Introduction
Les gouvernements recueillent une masse considérable d’informations et ont un intérêt croissant à utiliser ces données pour prendre de meilleures décisions. Toutefois, plusieurs facteurs sont susceptibles de ralentir leur progression. Ces facteurs incluent le manque de temps, de ressources, d’expertise et d’outils, voire parfois l’absence d’une orientation stratégique, aux fins d’utilisation des données.
Les audits portent souvent sur des programmes ou des services gouvernementaux générant des données qui n’ont pas encore été utilisées pour déterminer l’impact ou l’efficacité de ces mêmes programmes et services.

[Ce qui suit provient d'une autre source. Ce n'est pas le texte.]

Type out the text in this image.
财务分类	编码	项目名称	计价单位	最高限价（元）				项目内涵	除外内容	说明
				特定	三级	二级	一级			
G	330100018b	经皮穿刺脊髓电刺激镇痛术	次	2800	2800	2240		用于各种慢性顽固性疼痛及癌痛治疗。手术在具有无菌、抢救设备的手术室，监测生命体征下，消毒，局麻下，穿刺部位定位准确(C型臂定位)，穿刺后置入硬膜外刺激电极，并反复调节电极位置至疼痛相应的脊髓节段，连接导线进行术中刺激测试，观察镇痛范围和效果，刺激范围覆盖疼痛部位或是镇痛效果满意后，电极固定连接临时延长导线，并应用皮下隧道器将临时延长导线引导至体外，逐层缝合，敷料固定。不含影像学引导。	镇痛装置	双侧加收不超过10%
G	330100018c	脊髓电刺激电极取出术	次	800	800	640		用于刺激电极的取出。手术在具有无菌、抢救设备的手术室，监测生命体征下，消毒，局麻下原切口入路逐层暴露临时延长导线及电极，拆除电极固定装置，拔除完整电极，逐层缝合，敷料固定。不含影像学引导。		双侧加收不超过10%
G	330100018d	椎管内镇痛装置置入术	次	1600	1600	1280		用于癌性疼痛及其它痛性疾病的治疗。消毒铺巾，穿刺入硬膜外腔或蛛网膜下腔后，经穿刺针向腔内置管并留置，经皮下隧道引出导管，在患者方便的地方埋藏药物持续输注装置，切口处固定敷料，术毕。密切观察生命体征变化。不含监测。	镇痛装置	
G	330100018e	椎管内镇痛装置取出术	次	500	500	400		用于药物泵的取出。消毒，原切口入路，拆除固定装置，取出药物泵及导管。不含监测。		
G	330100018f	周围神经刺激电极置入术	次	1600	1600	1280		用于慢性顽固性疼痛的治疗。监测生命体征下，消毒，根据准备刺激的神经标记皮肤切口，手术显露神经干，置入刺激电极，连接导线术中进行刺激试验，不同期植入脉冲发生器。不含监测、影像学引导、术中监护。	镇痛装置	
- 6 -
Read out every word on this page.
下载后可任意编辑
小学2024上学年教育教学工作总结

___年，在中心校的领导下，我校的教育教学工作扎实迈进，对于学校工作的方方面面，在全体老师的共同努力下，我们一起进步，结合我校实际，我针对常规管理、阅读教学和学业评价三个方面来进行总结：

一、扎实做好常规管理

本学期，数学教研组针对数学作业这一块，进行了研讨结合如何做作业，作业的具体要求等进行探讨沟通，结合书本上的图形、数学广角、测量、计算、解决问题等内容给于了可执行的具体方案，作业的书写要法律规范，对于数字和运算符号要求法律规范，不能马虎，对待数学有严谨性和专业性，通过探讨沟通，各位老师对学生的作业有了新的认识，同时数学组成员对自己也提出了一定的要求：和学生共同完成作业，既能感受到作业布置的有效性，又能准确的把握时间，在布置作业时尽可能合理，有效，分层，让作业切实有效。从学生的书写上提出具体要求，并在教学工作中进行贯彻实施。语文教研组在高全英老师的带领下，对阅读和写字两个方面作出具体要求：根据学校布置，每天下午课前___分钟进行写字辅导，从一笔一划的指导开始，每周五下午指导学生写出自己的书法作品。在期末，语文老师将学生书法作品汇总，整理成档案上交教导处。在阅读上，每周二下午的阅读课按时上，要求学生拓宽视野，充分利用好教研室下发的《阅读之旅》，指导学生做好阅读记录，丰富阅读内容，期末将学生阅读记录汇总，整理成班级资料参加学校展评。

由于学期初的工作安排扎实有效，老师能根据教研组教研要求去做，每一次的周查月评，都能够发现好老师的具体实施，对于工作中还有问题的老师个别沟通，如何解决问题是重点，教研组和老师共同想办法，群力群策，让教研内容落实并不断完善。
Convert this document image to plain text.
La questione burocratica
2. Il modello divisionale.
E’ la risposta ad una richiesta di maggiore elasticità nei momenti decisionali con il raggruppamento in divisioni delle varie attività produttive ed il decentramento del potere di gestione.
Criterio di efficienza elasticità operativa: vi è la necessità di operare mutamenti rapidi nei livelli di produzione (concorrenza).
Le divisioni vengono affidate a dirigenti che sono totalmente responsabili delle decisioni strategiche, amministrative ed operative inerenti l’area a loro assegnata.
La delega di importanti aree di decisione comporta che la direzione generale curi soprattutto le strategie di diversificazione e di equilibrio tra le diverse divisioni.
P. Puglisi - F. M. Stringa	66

Par le passé, cela conduisait habituellement à des constatations d’audit du type « le ministère ne sait pas si son programme est efficace » ou « le ministère n’a pas évalué ses données pour évaluer s’il a atteint ses objectifs ». Selon cette logique, l’audit recommandaient alors au ministère « d’analyser ses données pour déterminer l’efficacité du programme » ou parfois de « recueillir et analyser des données lui permettant d’évaluer les résultats du programme ».
Ces dernières années, les auditeurs législatifs ont commencé à s’aventurer au-delà des constatations et recommandations de ce type pour utiliser des outils et des techniques d’analyse de données leur permettant d’analyser eux-mêmes l’efficacité des programmes. Les raisons suivantes expliquent ce changement :
- Les auditeurs ont accès à des outils et à une expertise auxquels les gouvernements n’ont pas toujours accès.
- Les auditeurs jettent un nouvel éclairage sur les possibilités d’analyse et de compréhension des activités du gouvernement.
- Les auditeurs ont accès à des données de différents secteurs du gouvernement qui leur permettent d’effectuer des analyses que les ministères et les organismes publics ne peuvent pas réaliser parce qu’ils travaillent en vase clos.
- Les gestionnaires de programme peuvent être incités à consacrer leurs ressources à la prestation des services de première ligne, de sorte qu’il leur paraît difficile de justifier une analyse des données tant que son utilité n’est pas prouvée.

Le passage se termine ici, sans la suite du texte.